The two paths, as text (nonvisual equivalent).
| Reflex (fragile) | Course habit |
|---|---|
| Auto-delete the point, report mean ± SD of the rest | Investigate: recording error or real extreme? |
| Discards possibly-real data; hides the problem | Report a robust summary and the point + a sensitivity check |
Check your understanding (ungraded)
- Moving one reading by \(\Delta\) moves the mean by exactly \(\Delta/n\). Using \(n = 20\), by how much would the mean move if the slip had been to 290 µL instead of 190? Would the median change?
- In your own words, what does a breakdown point of 50% promise, and why can no summary of location do better?
- The 10% trimmed mean absorbed 2 corrupted readings here. If you switched to a 20% trimmed mean on the same 20 readings, how many would it absorb before breaking?

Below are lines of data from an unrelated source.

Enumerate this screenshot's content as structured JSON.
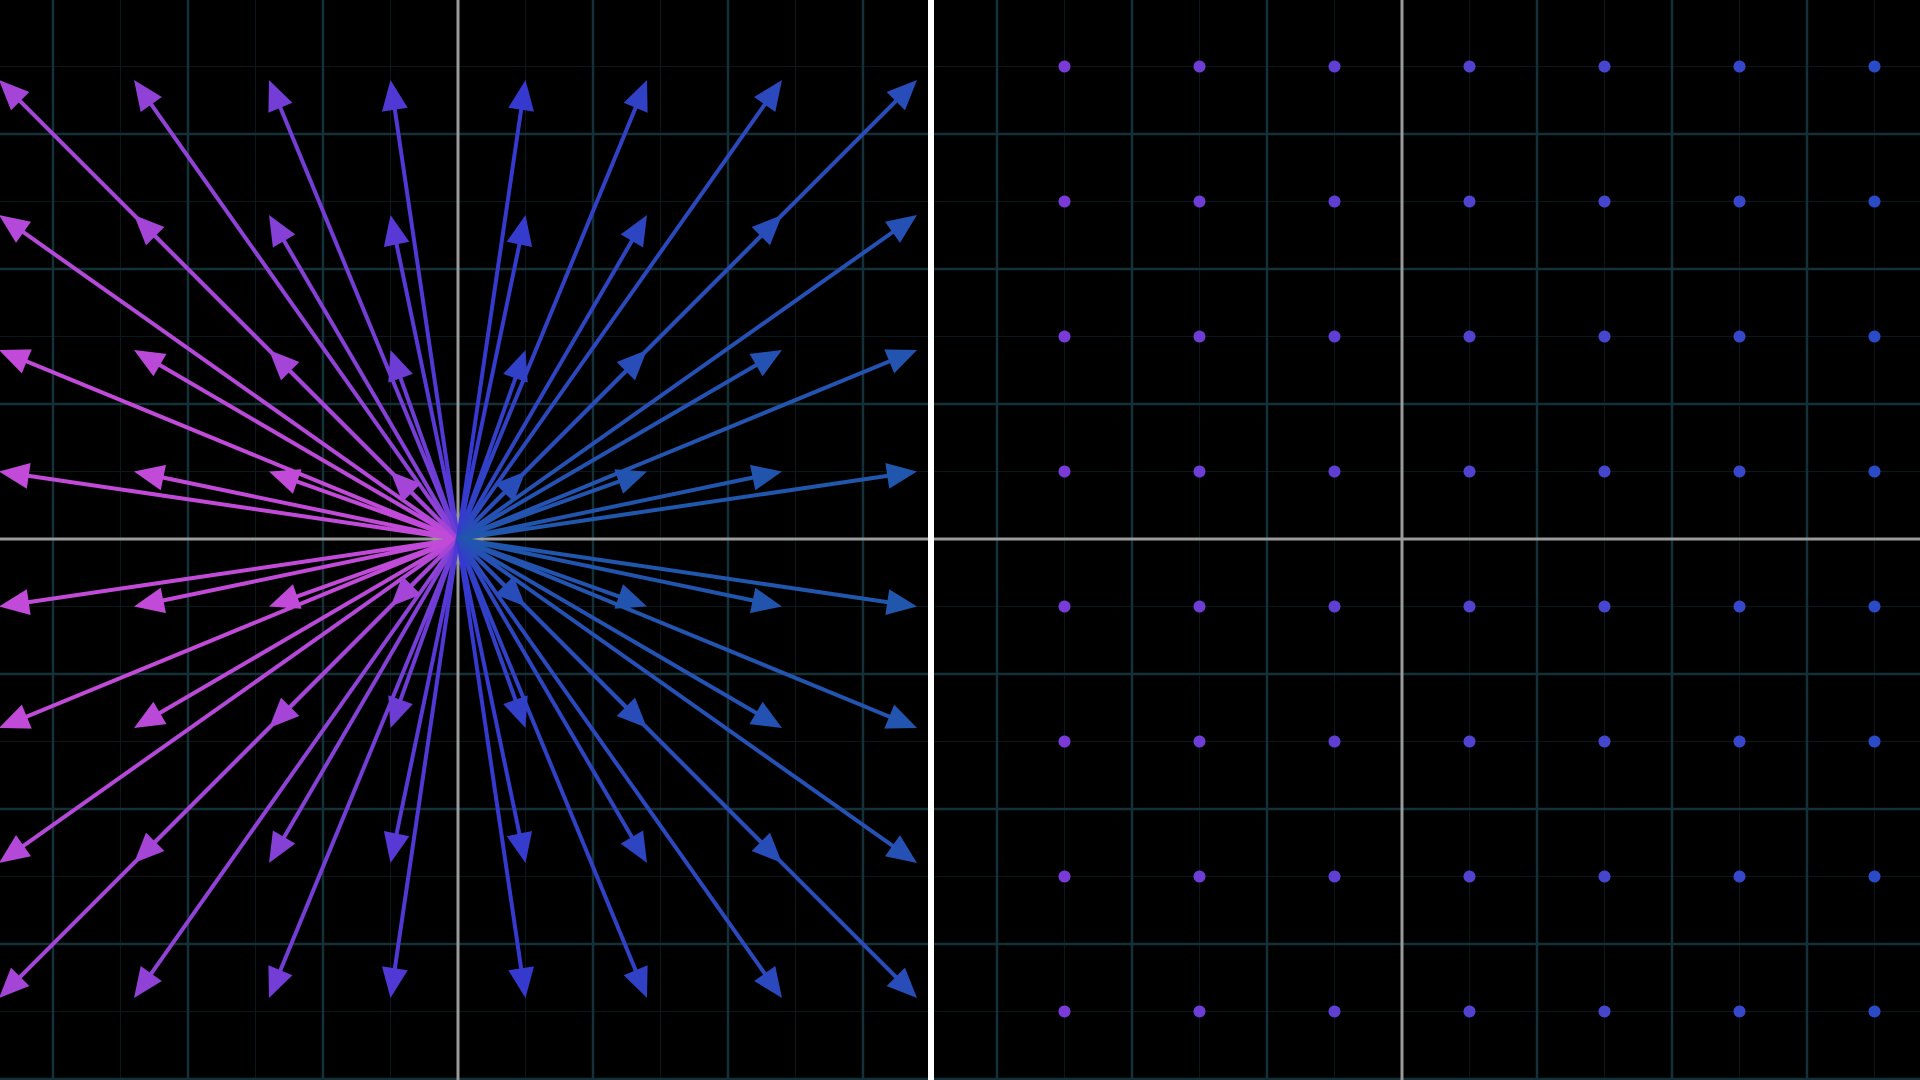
{
  "scene": {
    "background": "#000000",
    "grid_color": "#143038",
    "minor_grid_color": "#0a181c",
    "axis_color": "#9a9a9a",
    "divider_color": "#ffffff"
  },
  "left_panel": {
    "kind": "radial-vector-field",
    "description_none": "",
    "arrow_colors": {
      "left": "#c24ad8",
      "top": "#5a2fd0",
      "bottom": "#4a2ad0",
      "right": "#1e5aa8",
      "center": "#3a34d4"
    },
    "sample_x": [
      -3.4,
      -2.4,
      -1.4,
      -0.5,
      0.5,
      1.4,
      2.4,
      3.4
    ],
    "sample_y": [
      3.4,
      2.4,
      1.4,
      0.5,
      -0.5,
      -1.4,
      -2.4,
      -3.4
    ],
    "grid_range": [
      -4,
      4
    ]
  },
  "right_panel": {
    "kind": "zero-vector-field",
    "dot_colors": {
      "left": "#7a3ad8",
      "right": "#2a4ac8"
    },
    "sample_x": [
      -2.5,
      -1.5,
      -0.5,
      0.5,
      1.5,
      2.5,
      3.5
    ],
    "sample_y": [
      3.5,
      2.5,
      1.5,
      0.5,
      -0.5,
      -1.5,
      -2.5,
      -3.5
    ],
    "grid_range": [
      -4,
      4
    ]
  }
}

- The SD went from 3.4 to 20.5 but the MAD-based scale went from 3.7 to 4.4. Which one would you report to a colleague as “how spread out are the readings,” and what would you say about the 190 µL point?
Reading guide
- OpenIntro Statistics 4e — Examining numerical data (center and spread) — a conceptual companion to mean/median and SD; read for the definitions, then verify the resistance claims against the pictures above.
- Learning Statistics with R (Navarro) — Descriptive statistics — reinforces the trimmed mean and the median absolute deviation as everyday robust summaries (cited, not reproduced).
- NIST/SEMATECH e-Handbook — What are outliers and how do we detect them? — an instructor reference on treating outliers as something to investigate, not automatically delete.
Accessibility notes
Mathematics is live text (\(\bar{x}=\frac{1}{n}\sum_i x_i\) and \(1.4826\times\text{MAD}\) render as MathML, not images). Every figure carries an alt line stating its message, a “what to notice” reading, and an adjacent data-summary table, so each point survives without the picture. Series are distinguished by linestyle and marker (mean = solid/circle, median = dashed/square, trimmed mean = dotted/triangle) and by value-bearing labels, never color alone. A clean lint and a clean render are evidence; the rendered assistive-technology review is a human step.
Assessment (descriptive only)
This lab contributes learning evidence toward choosing and defending a robust summary and reading a breakdown point. That is the shape only; the actual graded prompts, points, and due dates live in Blackboard.
Public vs. graded. These are public, ungraded notes and practice. Graded prompts, keys, rubrics, point values, and due dates live in Blackboard Ultra, which governs.
Looking ahead
Robust summaries generalize to robust models. Week 11 replaces the single mean with a whole regression line and asks the same question one dimension up: when one high-leverage point can swing an ordinary least-squares fit, what does a resistant fit do instead — and what is its breakdown point?